Ketentuan Pasal 2 huruf g Undang-Undang Nomor 5 Tahun 1986 tentang Peradilan Tata Usaha Negara sebagaimana yang telah diubah dengan Undang-Undang Nomor 9 Tahun 2004 dan digabung terakhir dengan Undang-Undang Nomor 51 Tahun 2009 (selanjutnya disebut Undang-Undang tentang Peradilan Tata Usaha Negara), menyiratkan bahwa keputusan keputusan atau ketetapan-ketetapan yang diterbitkan oleh Komisi Pemilihan baik di tingkat Pusat maupun di tingkat Daerah mengenai hasil Pemilihan Umum, tidak dapat digugat di Peradilan Tata Usaha Negara.
Dalam Surat Edara Mahakamah Agung Nomor 7 tahun 2010 mengatakan bahwa : Ketentuan tersebut secara tegas dan eksplisit menyebutkan "hasil pemilihan umum ", hal mana menunjukkan bahwa yang dituju adalah keputusan yang berisi hasil pemilihan umum sesudah melewati tahap pemungutan suara dan yang dilanjutkan dengan penghitungan suara.
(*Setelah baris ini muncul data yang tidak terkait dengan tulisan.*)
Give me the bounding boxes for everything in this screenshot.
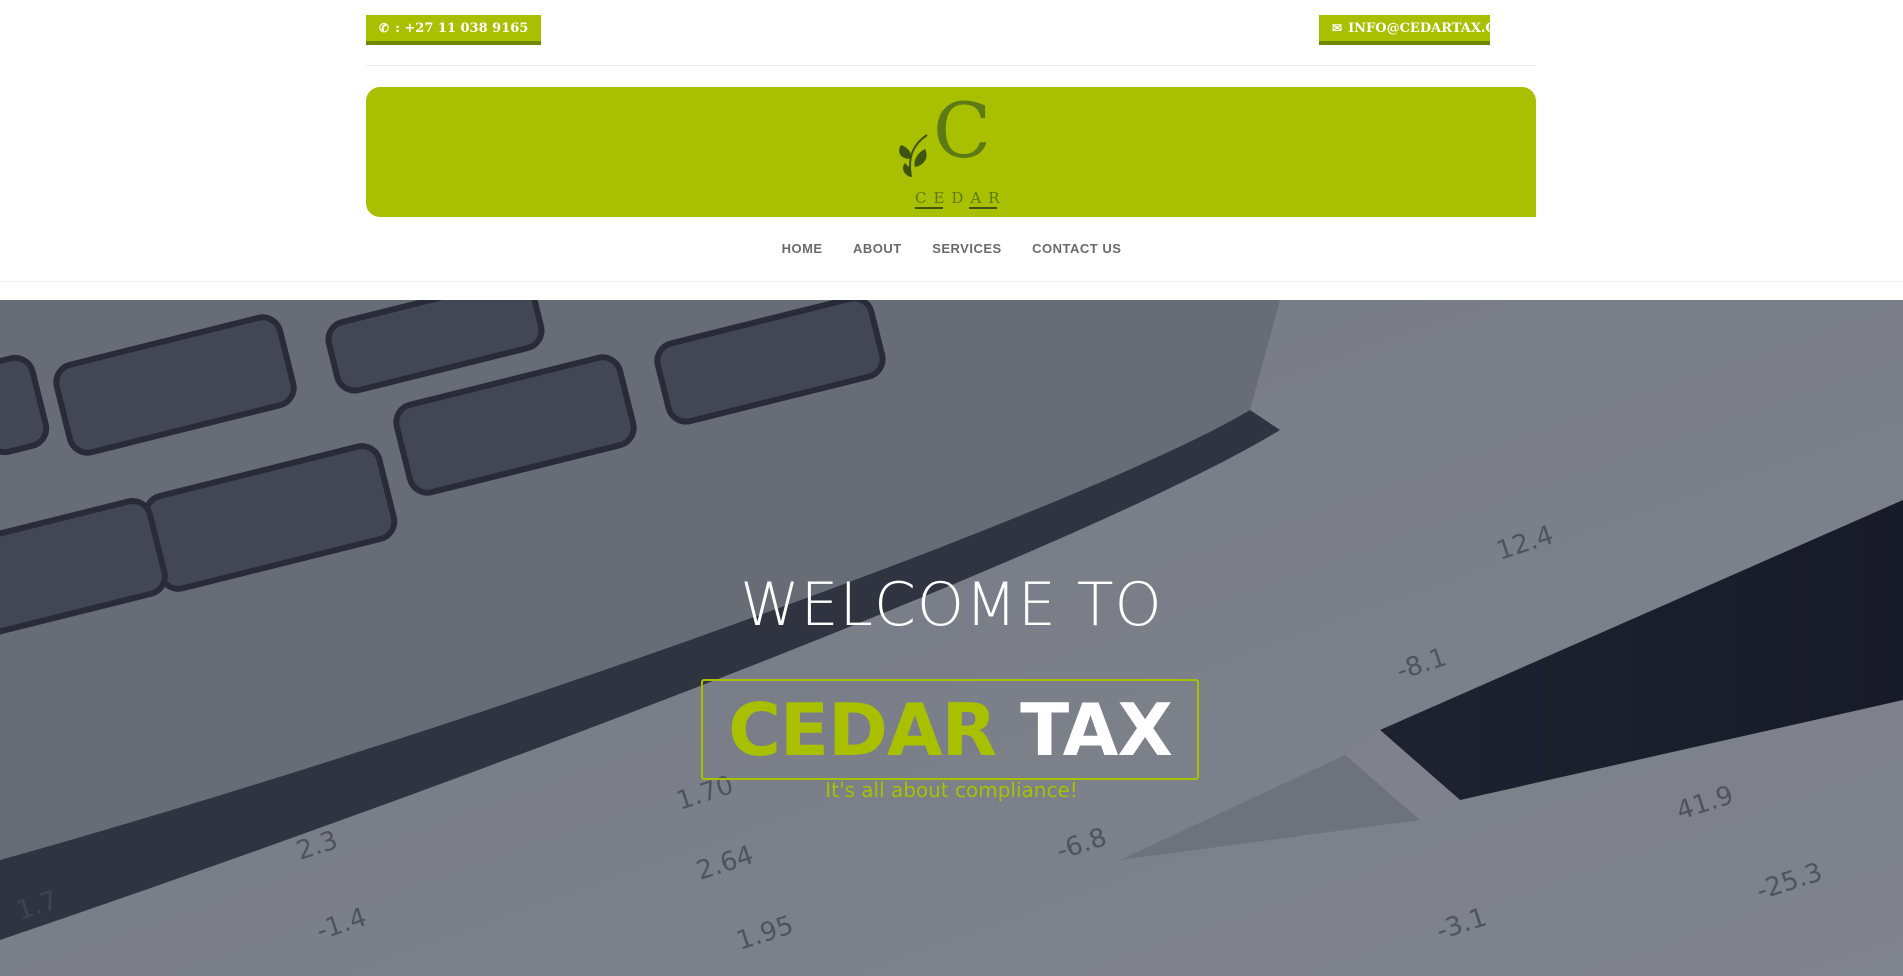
welcome-heading: WELCOME TO: [740, 570, 1163, 640]
logo-banner: C CEDAR: [366, 87, 1536, 217]
brand-frame: CEDAR TAX: [701, 679, 1199, 780]
phone-icon: ✆: [379, 21, 390, 35]
phone-number: : +27 11 038 9165: [395, 21, 529, 36]
leaf-icon: [899, 134, 928, 178]
logo-letter: C: [933, 86, 992, 175]
nav-contact-us[interactable]: CONTACT US: [1032, 241, 1121, 256]
logo-underline-left: [915, 207, 943, 209]
tagline: It's all about compliance!: [825, 778, 1078, 802]
nav-divider: [0, 281, 1903, 282]
nav-home[interactable]: HOME: [782, 241, 823, 256]
brand-title: CEDAR TAX: [703, 689, 1197, 771]
main-navigation: HOME ABOUT SERVICES CONTACT US: [0, 240, 1903, 260]
logo-wordmark: CEDAR: [915, 189, 1007, 207]
nav-about[interactable]: ABOUT: [853, 241, 902, 256]
email-badge[interactable]: ✉ INFO@CEDARTAX.CO.ZA: [1319, 15, 1530, 45]
envelope-icon: ✉: [1332, 21, 1343, 35]
email-address: INFO@CEDARTAX.CO.ZA: [1348, 21, 1531, 36]
cedar-logo[interactable]: C CEDAR: [897, 93, 1007, 209]
brand-title-tax: TAX: [1020, 688, 1173, 772]
hero-section: 1.7 2.3 -1.4 1.70 2.64 1.95 -6.8 -3.1 41…: [0, 300, 1903, 976]
header-divider: [366, 65, 1536, 66]
top-bar: ✆ : +27 11 038 9165 ✉ INFO@CEDARTAX.CO.ZA: [0, 0, 1903, 66]
brand-title-cedar: CEDAR: [728, 688, 997, 772]
logo-underline-right: [969, 207, 997, 209]
nav-services[interactable]: SERVICES: [932, 241, 1002, 256]
phone-badge[interactable]: ✆ : +27 11 038 9165: [366, 15, 542, 45]
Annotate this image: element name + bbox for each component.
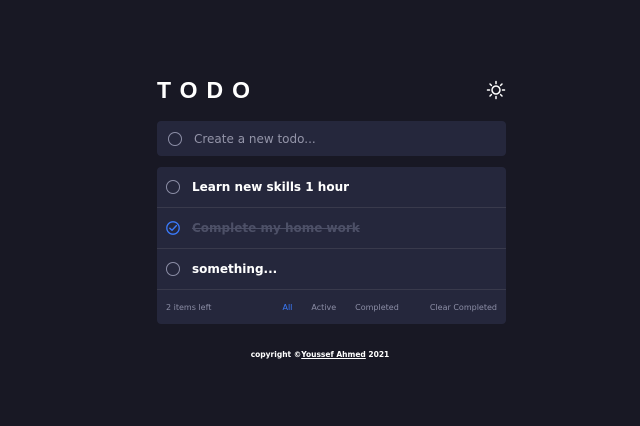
page-title: TODO — [157, 77, 260, 103]
filter-all[interactable]: All — [282, 303, 292, 312]
author-link[interactable]: Youssef Ahmed — [301, 350, 366, 359]
new-todo-bar — [157, 121, 506, 156]
checked-circle-icon[interactable] — [166, 221, 180, 235]
todo-item[interactable]: something... — [157, 249, 506, 290]
new-todo-circle-icon[interactable] — [168, 131, 182, 146]
copyright: copyright ©Youssef Ahmed 2021 — [0, 350, 640, 359]
todo-item-completed[interactable]: Complete my home work — [157, 208, 506, 249]
todo-text: Learn new skills 1 hour — [192, 180, 350, 194]
checkbox-circle-icon[interactable] — [166, 262, 180, 276]
todo-text: Complete my home work — [192, 221, 360, 235]
todo-text: something... — [192, 262, 278, 276]
filter-group: All Active Completed — [282, 303, 398, 312]
todo-app: TODO Learn new skil — [157, 78, 506, 324]
list-footer: 2 items left All Active Completed Clear … — [157, 290, 506, 324]
todo-item[interactable]: Learn new skills 1 hour — [157, 167, 506, 208]
items-left-count: 2 items left — [166, 302, 212, 312]
todo-list: Learn new skills 1 hour Complete my home… — [157, 167, 506, 324]
sun-icon — [486, 80, 506, 100]
checkbox-circle-icon[interactable] — [166, 180, 180, 194]
copyright-year: 2021 — [365, 350, 390, 359]
new-todo-input[interactable] — [194, 131, 474, 146]
filter-completed[interactable]: Completed — [355, 303, 399, 312]
theme-toggle-button[interactable] — [486, 80, 506, 100]
clear-completed-button[interactable]: Clear Completed — [430, 303, 497, 312]
filter-active[interactable]: Active — [311, 303, 336, 312]
copyright-prefix: copyright © — [250, 350, 302, 359]
header: TODO — [157, 78, 506, 102]
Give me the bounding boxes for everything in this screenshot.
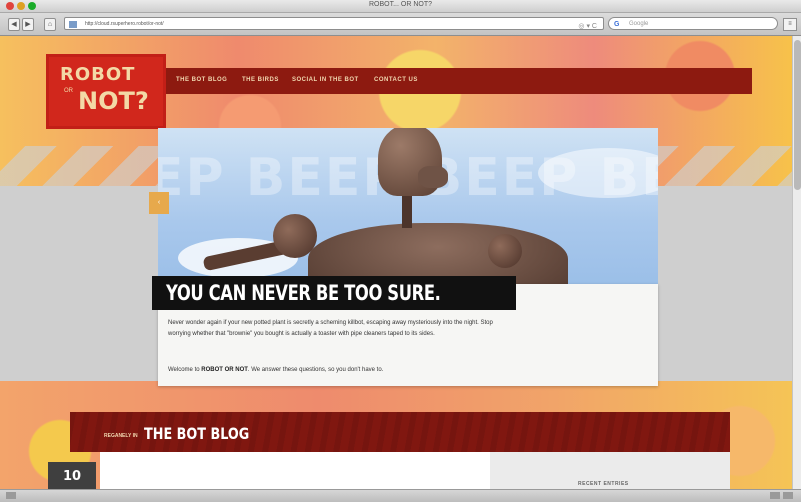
browser-toolbar: ◀ ▶ ⌂ http://cloud.rsuperhero.robot/or-n… <box>0 13 801 36</box>
nav-item-birds[interactable]: THE BIRDS <box>242 77 279 83</box>
logo-word-not: NOT? <box>78 87 149 115</box>
welcome-prefix: Welcome to <box>168 367 202 373</box>
post-date-badge: 10 <box>48 462 96 489</box>
intro-paragraph: Never wonder again if your new potted pl… <box>168 320 493 337</box>
site-logo[interactable]: ROBOT OR NOT? <box>46 54 166 129</box>
robot-neck <box>402 194 412 228</box>
welcome-suffix: . We answer these questions, so you don'… <box>247 367 384 373</box>
menu-button[interactable]: ≡ <box>783 18 797 31</box>
search-input[interactable]: G Google <box>608 17 778 30</box>
nav-item-contact[interactable]: CONTACT US <box>374 77 418 83</box>
nav-item-bot-blog[interactable]: THE BOT BLOG <box>176 77 227 83</box>
main-nav: THE BOT BLOG THE BIRDS SOCIAL IN THE BOT… <box>166 68 752 94</box>
robot-eye <box>418 166 448 188</box>
hero-image: EP BEEP BEEP BEEP BE <box>158 128 658 284</box>
scrollbar-thumb[interactable] <box>794 40 801 190</box>
logo-word-robot: ROBOT <box>60 64 136 85</box>
blog-small-label: REGANELY IN <box>104 433 138 439</box>
google-icon: G <box>614 21 620 28</box>
status-bar <box>0 489 801 502</box>
web-page: ROBOT OR NOT? THE BOT BLOG THE BIRDS SOC… <box>0 36 792 489</box>
search-placeholder: Google <box>629 21 649 27</box>
robot-shoulder-right <box>488 234 522 268</box>
address-bar[interactable]: http://cloud.rsuperhero.robot/or-not/ ◎ … <box>64 17 604 30</box>
recent-entries-heading: RECENT ENTRIES <box>578 481 629 487</box>
status-right-icon <box>770 492 780 499</box>
reload-icon[interactable]: ◎ ▾ C <box>578 20 597 33</box>
welcome-paragraph: Welcome to ROBOT OR NOT. We answer these… <box>168 365 508 376</box>
home-button[interactable]: ⌂ <box>44 18 56 31</box>
status-left-icon <box>6 492 16 499</box>
robot-shoulder-left <box>273 214 317 258</box>
back-button[interactable]: ◀ <box>8 18 20 31</box>
blog-title[interactable]: THE BOT BLOG <box>144 424 249 443</box>
blog-post-card <box>100 452 490 489</box>
window-titlebar: ROBOT... OR NOT? <box>0 0 801 13</box>
vertical-scrollbar[interactable] <box>792 36 801 489</box>
logo-word-or: OR <box>64 88 73 94</box>
window-title: ROBOT... OR NOT? <box>368 1 432 8</box>
headline-text: YOU CAN NEVER BE TOO SURE. <box>166 281 441 305</box>
favicon-icon <box>69 21 77 28</box>
welcome-brand: ROBOT OR NOT <box>201 367 248 373</box>
nav-item-social[interactable]: SOCIAL IN THE BOT <box>292 77 359 83</box>
address-url: http://cloud.rsuperhero.robot/or-not/ <box>85 21 164 27</box>
robot-body <box>308 223 568 284</box>
resize-grip-icon[interactable] <box>783 492 793 499</box>
headline-banner: YOU CAN NEVER BE TOO SURE. <box>152 276 516 310</box>
slide-prev-button[interactable]: ‹ <box>149 192 169 214</box>
forward-button[interactable]: ▶ <box>22 18 34 31</box>
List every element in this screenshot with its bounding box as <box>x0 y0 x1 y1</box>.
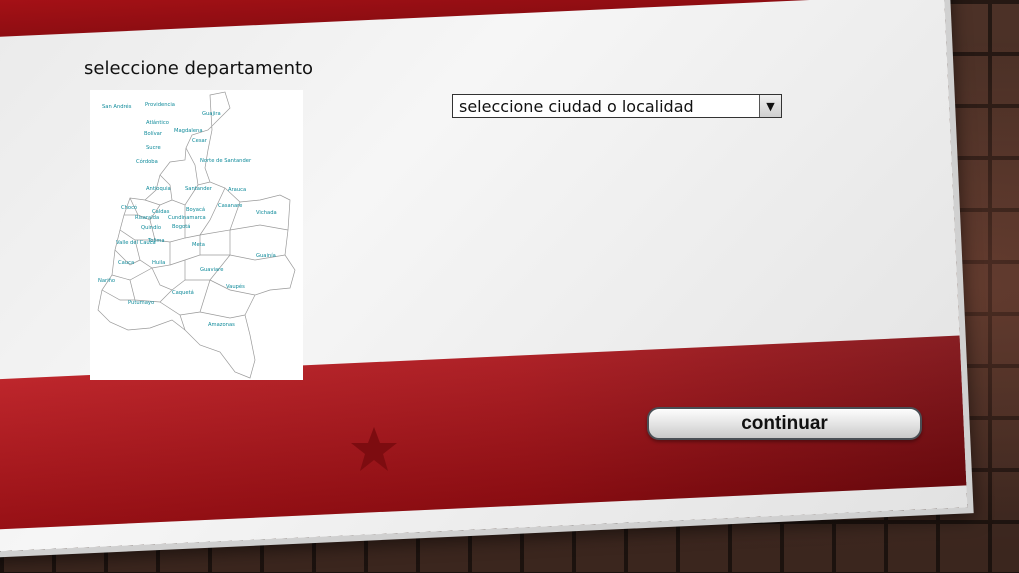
map-label-providencia[interactable]: Providencia <box>145 102 175 108</box>
map-label-guajira[interactable]: Guajira <box>202 111 221 117</box>
map-label-norte-de-santander[interactable]: Norte de Santander <box>200 158 252 164</box>
map-label-cundinamarca[interactable]: Cundinamarca <box>168 215 206 221</box>
colombia-department-map[interactable]: San Andrés Providencia Guajira Atlántico Mag… <box>90 90 303 380</box>
map-label-antioquia[interactable]: Antioquia <box>146 186 171 192</box>
city-locality-select[interactable]: seleccione ciudad o localidad ▼ <box>452 94 782 118</box>
map-label-sucre[interactable]: Sucre <box>146 145 161 151</box>
map-label-choc-[interactable]: Chocó <box>121 204 137 211</box>
dropdown-arrow-icon[interactable]: ▼ <box>759 95 781 117</box>
continue-button[interactable]: continuar <box>647 407 922 440</box>
map-label-cauca[interactable]: Cauca <box>118 260 134 266</box>
map-label-atl-ntico[interactable]: Atlántico <box>146 119 169 126</box>
map-label-c-rdoba[interactable]: Córdoba <box>136 158 158 165</box>
department-prompt: seleccione departamento <box>84 58 314 79</box>
slide-content: seleccione departamento San Andrés Provi… <box>0 0 1019 573</box>
map-label-caquet-[interactable]: Caquetá <box>172 289 194 296</box>
map-label-magdalena[interactable]: Magdalena <box>174 128 203 134</box>
map-label-cesar[interactable]: Cesar <box>192 138 208 144</box>
map-svg: San Andrés Providencia Guajira Atlántico Mag… <box>97 91 296 379</box>
map-label-san-andr-s[interactable]: San Andrés <box>102 103 132 110</box>
map-label-amazonas[interactable]: Amazonas <box>208 322 235 328</box>
map-label-guain-a[interactable]: Guainía <box>256 252 276 259</box>
map-label-arauca[interactable]: Arauca <box>228 187 246 193</box>
map-label-bol-var[interactable]: Bolívar <box>144 130 163 137</box>
map-label-quind-o[interactable]: Quindío <box>141 224 161 231</box>
map-label-boyac-[interactable]: Boyacá <box>186 206 205 213</box>
map-label-tolima[interactable]: Tolima <box>147 238 165 244</box>
city-select-value: seleccione ciudad o localidad <box>459 96 694 116</box>
map-label-casanare[interactable]: Casanare <box>218 203 242 209</box>
map-label-guaviare[interactable]: Guaviare <box>200 267 223 273</box>
map-label-santander[interactable]: Santander <box>185 186 213 192</box>
map-label-risaralda[interactable]: Risaralda <box>135 215 159 221</box>
map-label-nari-o[interactable]: Nariño <box>98 278 115 284</box>
star-icon <box>351 427 397 471</box>
map-label-putumayo[interactable]: Putumayo <box>128 300 154 306</box>
map-label-bogot-[interactable]: Bogotá <box>172 223 190 230</box>
map-label-vichada[interactable]: Vichada <box>256 210 277 216</box>
map-label-vaup-s[interactable]: Vaupés <box>226 283 245 290</box>
map-label-huila[interactable]: Huila <box>152 260 165 266</box>
map-label-meta[interactable]: Meta <box>192 242 205 248</box>
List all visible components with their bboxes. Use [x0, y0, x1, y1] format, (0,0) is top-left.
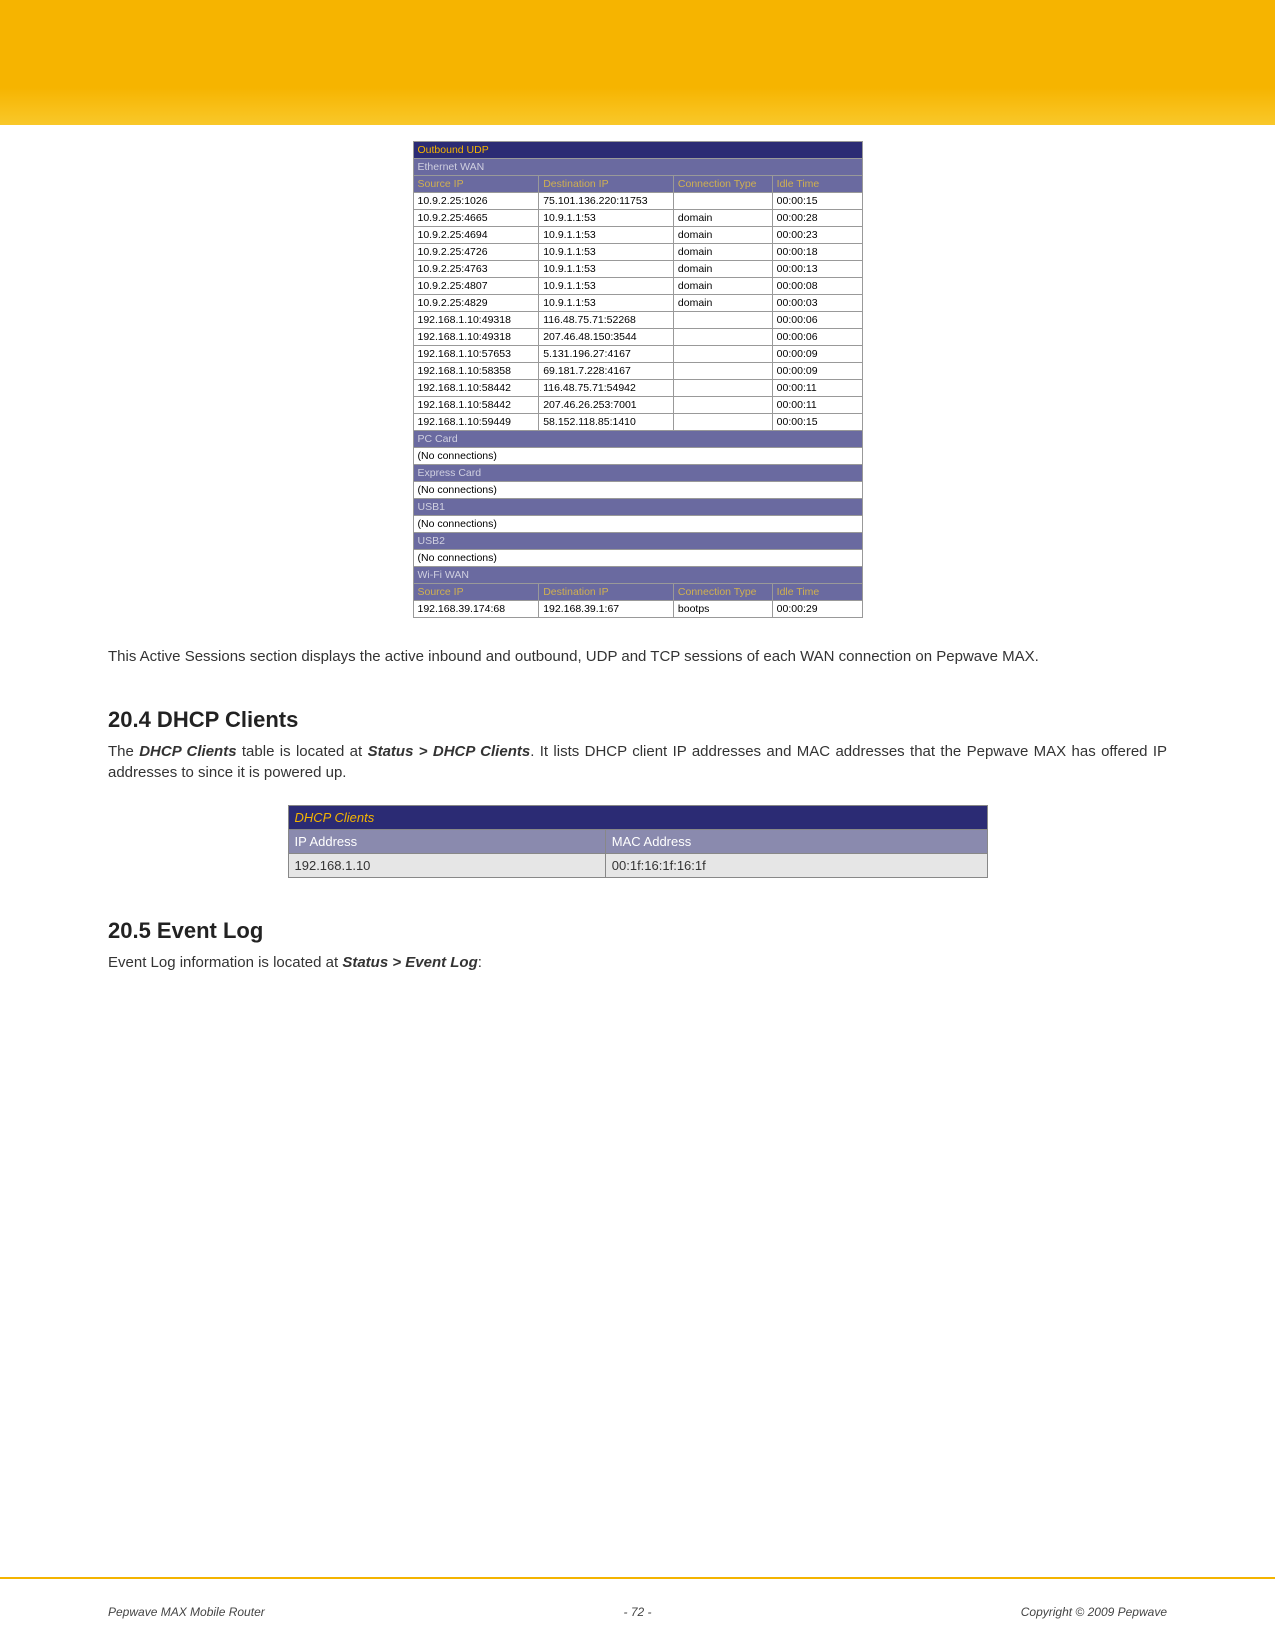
breadcrumb-status-dhcp: Status > DHCP Clients — [368, 743, 531, 760]
paragraph-eventlog: Event Log information is located at Stat… — [108, 952, 1167, 973]
header-gold-bar — [0, 0, 1275, 125]
text: Event Log information is located at — [108, 954, 342, 971]
paragraph-dhcp: The DHCP Clients table is located at Sta… — [108, 741, 1167, 783]
page-footer: Pepwave MAX Mobile Router - 72 - Copyrig… — [108, 1605, 1167, 1619]
heading-20-4: 20.4 DHCP Clients — [108, 707, 1167, 733]
text: table is located at — [237, 743, 368, 760]
dhcp-table: DHCP ClientsIP AddressMAC Address192.168… — [288, 805, 988, 878]
footer-divider — [0, 1577, 1275, 1579]
sessions-screenshot: Outbound UDPEthernet WANSource IPDestina… — [108, 141, 1167, 618]
breadcrumb-status-eventlog: Status > Event Log — [342, 954, 477, 971]
term-dhcp-clients: DHCP Clients — [139, 743, 236, 760]
sessions-table: Outbound UDPEthernet WANSource IPDestina… — [413, 141, 863, 618]
dhcp-screenshot: DHCP ClientsIP AddressMAC Address192.168… — [108, 805, 1167, 878]
footer-page-number: - 72 - — [108, 1605, 1167, 1619]
heading-20-5: 20.5 Event Log — [108, 918, 1167, 944]
text: The — [108, 743, 139, 760]
paragraph-active-sessions: This Active Sessions section displays th… — [108, 646, 1167, 667]
text: : — [478, 954, 482, 971]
Dalam hal ini perlu dibedakan dengan tegas antara dua jenis kelompok keputusan, yaitu keputusan-keputusan yang berkaitan dengan tahap persiapan penyelenggaraan PEMILUKADA, dan di lain pihak keputusan-keputusan yang berisi mengenai hasil pemilihan umum.[6] Dengan demikian maka dapat dikatakan bahwa keputusan KPUD yang terkait penetapan calon dan sebagainya sebelum dilakukan pemungutan suara adalah keputusan tata usaha negara yang dapat dijadikan Objek Gugatan di Peradilan Tata Usaha Negara. Dalam hal ini dibutuhkan kejelian para pengacara dalam melayani klaiennya karena terdapat beberapa kasus yang sebenarnya bukan ranah PTUN di gugat di PTUN, padahal di dalam beberapa kasus pula itu menjadi Kompetensi Mahkamah Konstitusi. Misalkan keberatan terhadap recall yang dilakukan partai Politik terhadap Anggotanya di Parlemen/ DPR/ DPRD, itu merupakan otoritas partai politik jadi baik permohonan terhadap undang-undang yang mengatur tentang DPR, MPR, DPRD itu adalah kewangan Mahkamah Konstitusi, begitu pula Keputusan Keputusan tata usaha negara yang bersifat politik terkait hal tersebut bukanlah kewenangan Peradilan Tata Usaha Negara, tetapi Kewenangan Mahkamah Konstitusi.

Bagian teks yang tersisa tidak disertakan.